Юрий Кузьмич признался нам, что испытывает ужасные душевные муки: зная теперь всю правду о себе, ― и не только о себе, но обо всех людях, прежде живших, живущих ныне, и тех, что еще только будут жить, ― он, будучи уверенным в истинности ее, в глубине души своей решительно не способен ее принять. Все его естество противится этой богохульной мысли: что он, семейный доктор Захарьин Юрий Кузьмич, есть в действительности лишь разумный червь, живущий внутри горы из живой безмозглой плоти, что служит ему орудием для действий во внешнем мире.
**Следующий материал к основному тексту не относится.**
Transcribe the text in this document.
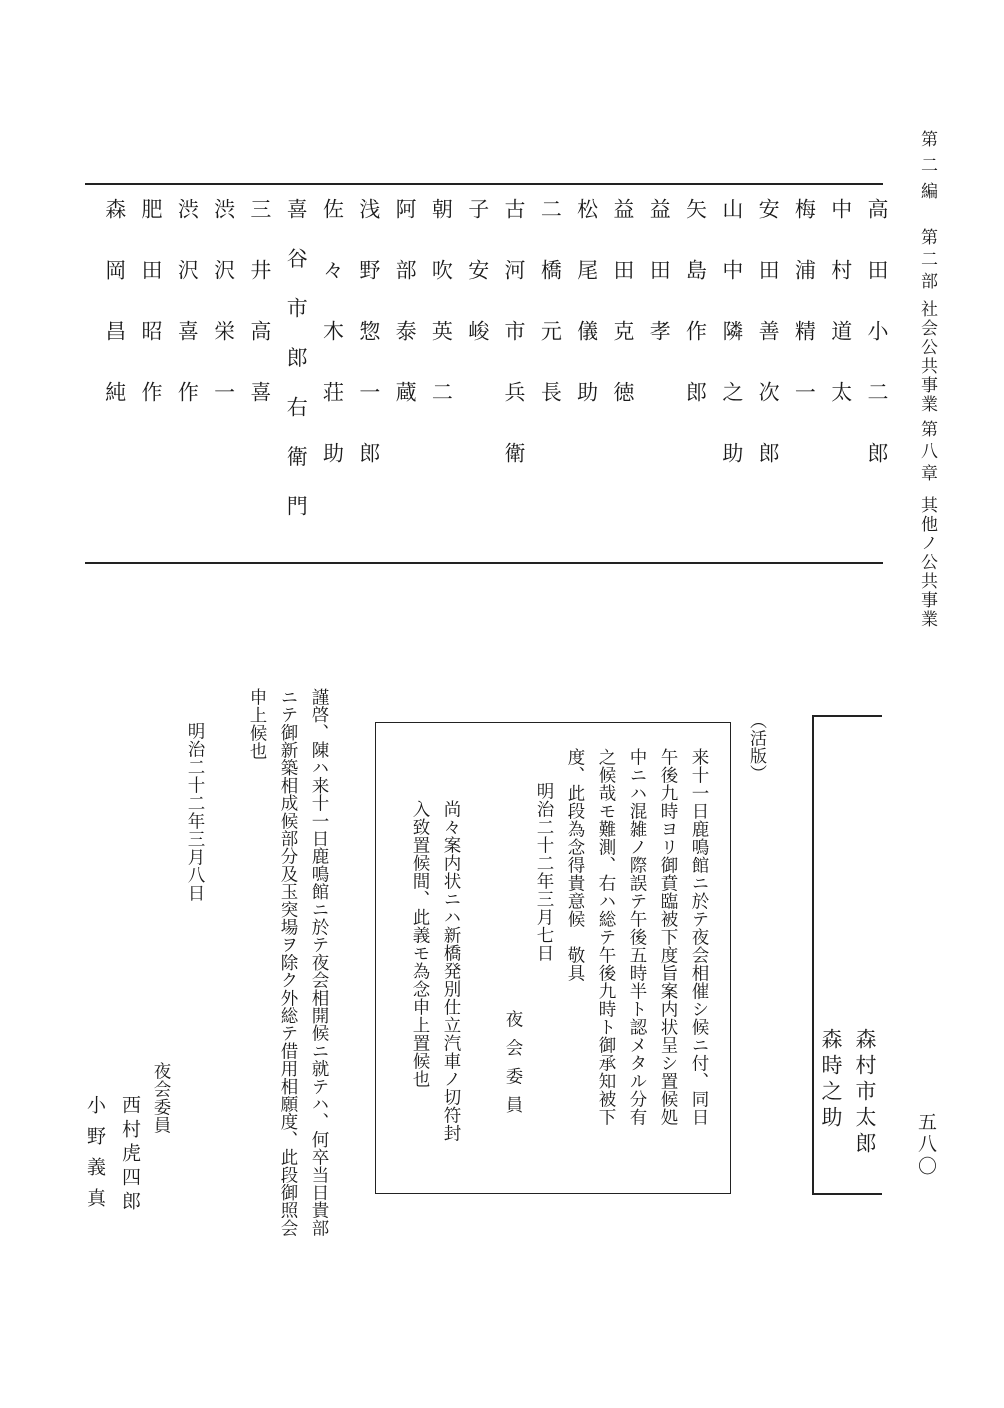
第二編
第二部
社会公共事業
第八章
其他ノ公共事業
五八〇
高田小二郎
中村道太
梅浦精一
安田善次郎
山中隣之助
矢島作郎
益田孝
益田克徳
松尾儀助
二橋元長
古河市兵衛
子安峻
朝吹英二
阿部泰蔵
浅野惣一郎
佐々木荘助
喜谷市郎右衛門
三井高喜
渋沢栄一
渋沢喜作
肥田昭作
森岡昌純
森村市太郎
森時之助
（活版）
来十一日鹿鳴館ニ於テ夜会相催シ候ニ付、同日
午後九時ヨリ御賁臨被下度旨案内状呈シ置候処
中ニハ混雑ノ際誤テ午後五時半ト認メタル分有
之候哉モ難測、右ハ総テ午後九時ト御承知被下
度、此段為念得貴意候　敬具
明治二十二年三月七日
夜会委員
尚々案内状ニハ新橋発別仕立汽車ノ切符封
入致置候間、此義モ為念申上置候也
謹啓、陳ハ来十一日鹿鳴館ニ於テ夜会相開候ニ就テハ、何卒当日貴部
ニテ御新築相成候部分及玉突場ヲ除ク外総テ借用相願度、此段御照会
申上候也
明治二十二年三月八日
夜会委員
西村虎四郎
小野義真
Он писал, что не желает и не может примириться с этим, без всякого сомнения, научно верным, но от этого не менее чудовищным знанием. Хуже всего, продолжал он далее, сознавать, что не только он есть червь, но и все окружающие его "люди" тоже. И мы, друзья его близкие, здесь не исключение.
Он призвал нас быть мужественными, узнав это. Сам он такого мужества, увы, не имеет и собирается не далее как этой ночью свести счеты с жизнью. В конце письма Захарьин снова просил нас сжечь рукописи, а вместе с ними и его письмо. Он полагал, что так будет лучше для человечества. Природу людей все равно не изменить, коли такими создал нас бог, в шутку или из мести, так уж лучше пускай об этом и вовсе никогда никто более не узнает.
Как я уже упомянул, письмо его мы сожгли, а вот на тетради рука не поднялась. В тот день мы, надо признаться, не до конца осознали и поняли, что довелось нам узнать. Но настроение мое и Ильина было вконец испорчено. Мы кое-как прикончили остывший обед, посидели немного в тягостном молчании, да и распрощались друг с другом; я пошел на станцию, а Кобылин вернулся к себе домой. То был последний день, когда мы виделись втроем ― Ильин, я и Кобылин. Мы стали жить каждый своею жизнью, не имея желания встречаться, ибо чувствовали, что встретившись, невольно будем говорить лишь о том, что стало нашей общей пугающей тайною.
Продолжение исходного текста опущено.